La mia biografia non è altro che un sospiro in una stanza scarsamente illuminata di un alberghetto abbandonato in un paesino di cui a nessuno importa nulla. La mia biografia è una somma di momenti di quiete, con una tazza di frappè al cappuccino in mano, a guardar passare alla finestra biografie noiose quanto la mia.
Pablo Betances conduce una vita anonima. Mantenuto da sempre si dedica alla scrittura. Ogni sera scrive. La mattina cancella ogni parola.
Nell’incontro con il grande regista Santiago Salvatierra scorge l’opportunità per fare il salto di qualità come sceneggiatore.
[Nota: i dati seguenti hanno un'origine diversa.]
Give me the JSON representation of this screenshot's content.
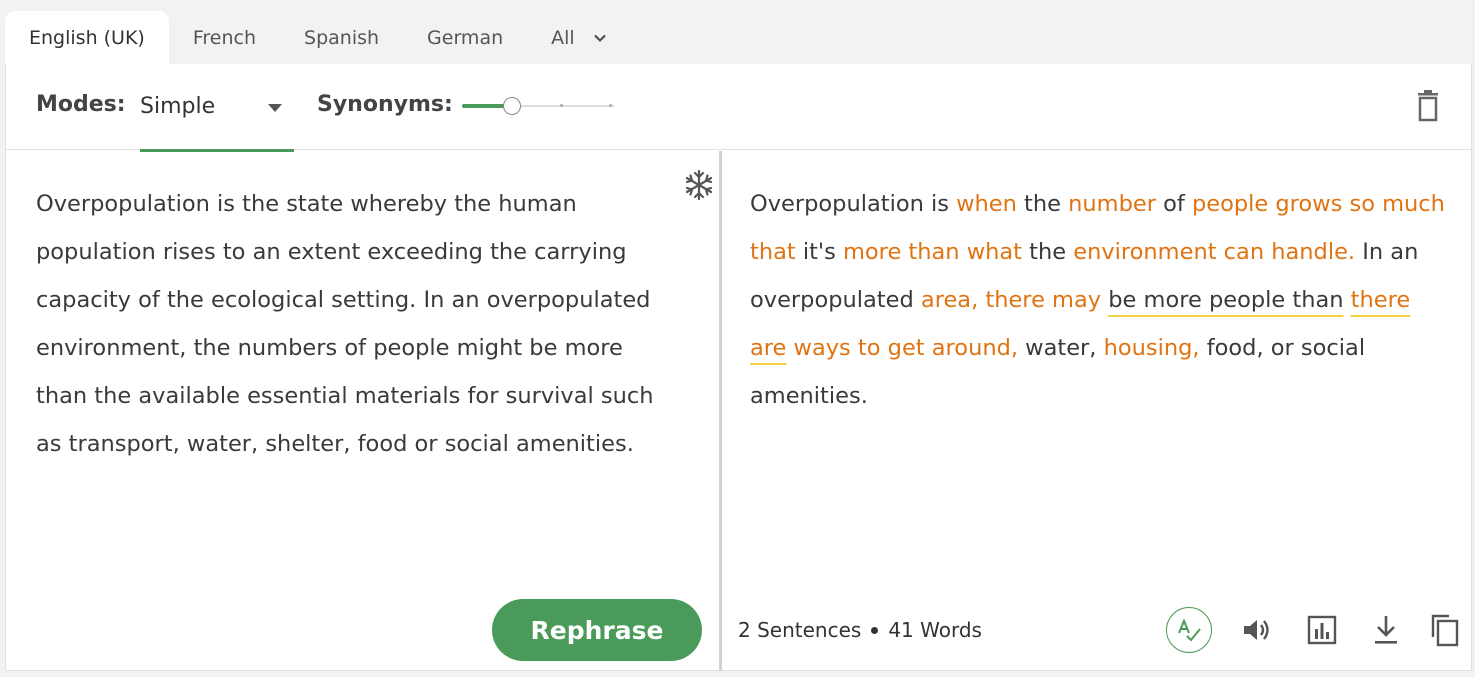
{
  "tabs": {
    "english": "English (UK)",
    "french": "French",
    "spanish": "Spanish",
    "german": "German",
    "all": "All"
  },
  "toolbar": {
    "modes_label": "Modes:",
    "mode_value": "Simple",
    "synonyms_label": "Synonyms:",
    "synonyms_level": 0.33
  },
  "input": {
    "text": "Overpopulation is the state whereby the human population rises to an extent exceeding the carrying capacity of the ecological setting. In an overpopulated environment, the numbers of people might be more than the available essential materials for survival such as transport, water, shelter, food or social amenities."
  },
  "output": {
    "segments": [
      {
        "t": "Overpopulation is "
      },
      {
        "t": "when",
        "s": "changed"
      },
      {
        "t": " the "
      },
      {
        "t": "number",
        "s": "changed"
      },
      {
        "t": " of "
      },
      {
        "t": "people grows so much that",
        "s": "changed"
      },
      {
        "t": " it's "
      },
      {
        "t": "more than what",
        "s": "changed"
      },
      {
        "t": " the "
      },
      {
        "t": "environment can handle.",
        "s": "changed"
      },
      {
        "t": " In an overpopulated "
      },
      {
        "t": "area, there may",
        "s": "changed"
      },
      {
        "t": " "
      },
      {
        "t": "be more people than",
        "s": "underline"
      },
      {
        "t": " "
      },
      {
        "t": "there are",
        "s": "changed-underline"
      },
      {
        "t": " "
      },
      {
        "t": "ways to get around,",
        "s": "changed"
      },
      {
        "t": " water, "
      },
      {
        "t": "housing,",
        "s": "changed"
      },
      {
        "t": " food, or social amenities."
      }
    ]
  },
  "actions": {
    "rephrase_label": "Rephrase"
  },
  "stats": {
    "sentences": "2 Sentences",
    "words": "41 Words"
  },
  "icons": {
    "freeze": "freeze-icon",
    "trash": "trash-icon",
    "grammar": "spellcheck-icon",
    "speaker": "speaker-icon",
    "stats": "bar-chart-icon",
    "download": "download-icon",
    "copy": "copy-icon"
  },
  "colors": {
    "accent": "#4a9b5a",
    "changed": "#e07412",
    "underline": "#f3d03e"
  }
}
Santiago fa di lui una sua proprietà e lo rinchiude in uno scantinato. Grazie al talento di Pablo intende partorire un capolavoro cinematografico che lo suggellerà miglior regista a livello mondiale. Di Betances non resterà neppure l’ombra.
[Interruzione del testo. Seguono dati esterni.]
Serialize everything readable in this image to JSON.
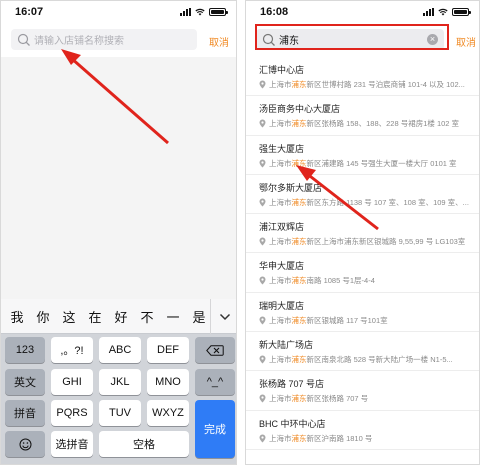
{
  "left_screen": {
    "time": "16:07",
    "search_placeholder": "请输入店铺名称搜索",
    "cancel_label": "取消",
    "candidates": [
      "我",
      "你",
      "这",
      "在",
      "好",
      "不",
      "一",
      "是"
    ],
    "keys": {
      "k123": "123",
      "punct": ",。?!",
      "abc": "ABC",
      "def": "DEF",
      "english": "英文",
      "ghi": "GHI",
      "jkl": "JKL",
      "mno": "MNO",
      "emoticon": "^_^",
      "pinyin": "拼音",
      "pqrs": "PQRS",
      "tuv": "TUV",
      "wxyz": "WXYZ",
      "done": "完成",
      "choose_pinyin": "选拼音",
      "space": "空格"
    }
  },
  "right_screen": {
    "time": "16:08",
    "search_query": "浦东",
    "cancel_label": "取消",
    "results": [
      {
        "name": "汇博中心店",
        "addr_before": "上海市",
        "addr_hl": "浦东",
        "addr_after": "新区世博村路 231 号泊宸商铺 101-4 以及 102..."
      },
      {
        "name": "汤臣商务中心大厦店",
        "addr_before": "上海市",
        "addr_hl": "浦东",
        "addr_after": "新区张杨路 158、188、228 号裙房1楼 102 室"
      },
      {
        "name": "强生大厦店",
        "addr_before": "上海市",
        "addr_hl": "浦东",
        "addr_after": "新区浦建路 145 号强生大厦一楼大厅 0101 室"
      },
      {
        "name": "鄂尔多斯大厦店",
        "addr_before": "上海市",
        "addr_hl": "浦东",
        "addr_after": "新区东方路 1138 号 107 室、108 室、109 室、..."
      },
      {
        "name": "浦江双辉店",
        "addr_before": "上海市",
        "addr_hl": "浦东",
        "addr_after": "新区上海市浦东新区银城路 9,55,99 号 LG103室"
      },
      {
        "name": "华申大厦店",
        "addr_before": "上海市",
        "addr_hl": "浦东",
        "addr_after": "南路 1085 号1层-4-4"
      },
      {
        "name": "瑞明大厦店",
        "addr_before": "上海市",
        "addr_hl": "浦东",
        "addr_after": "新区银城路 117 号101室"
      },
      {
        "name": "新大陆广场店",
        "addr_before": "上海市",
        "addr_hl": "浦东",
        "addr_after": "新区南泉北路 528 号新大陆广场一楼 N1-5..."
      },
      {
        "name": "张杨路 707 号店",
        "addr_before": "上海市",
        "addr_hl": "浦东",
        "addr_after": "新区张杨路 707 号"
      },
      {
        "name": "BHC 中环中心店",
        "addr_before": "上海市",
        "addr_hl": "浦东",
        "addr_after": "新区沪南路 1810 号"
      }
    ]
  },
  "colors": {
    "accent_orange": "#f08a24",
    "annotation_red": "#e0241c",
    "keyboard_done_blue": "#2f7cf6"
  }
}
Pablo prende l’abitudine di scrivere all’alba su di un quaderno segreto. Ogni mattina scrive. La mattina stessa depenna. Cancella prima che Salvatierra scenda a controllare la sua produzione artistica. E quando il quaderno gli verrà a sua insaputa sottratto, scriverà su di un file word criptato. Forse la speranza che qualcuno che non sia Santiago trovi un giorno le sue righe e gli riconosca quel merito rubato. O forse semplicemente comprenda che la sua esistenza è passata di lì.
Scrivere bene (cioè, scrivere sul serio) è un lavoro di scavo, un lavoro archeologico dentro se stessi, togliersi di dosso gli strati di mediocrità fino a trovare ciò che vale davvero la pena.
Pablo Betances è un prigioniero anomalo, a questo sequestro lui si adagia e il tempo diventa un non tempo. Le routine fatte di piccoli gesti quotidiani si elevano ad ancore di salvezza cui aggrapparsi per non smarrirsi. Neppure Norma, colei che ogni giorno si occupa del cibo, riassetta la stanza e avvia l’apparecchio per il ricambio di ossigeno, lo degna di una parola. Su ordine di Santiago il compito di Pablo, oltre a scrivere, è esporsi un’ora al giorno alla luce del lucernario per evitare carenze di vitamina D.
Il protagonista rievoca spesso la figura della madre e dell’amico Lisandro, rivive scene di vita che non gli appartengono più, pensa a cosa ne sarà stato di loro, ma nulla funge da stimolo per tentare la fuga. L’ego dello scrittore chiama e vuole mostrare che può cambiare la storia del cinema. Ci si chiede quale sia il confine tra essere prigioniero di quattro mura ed esserlo nell’anima.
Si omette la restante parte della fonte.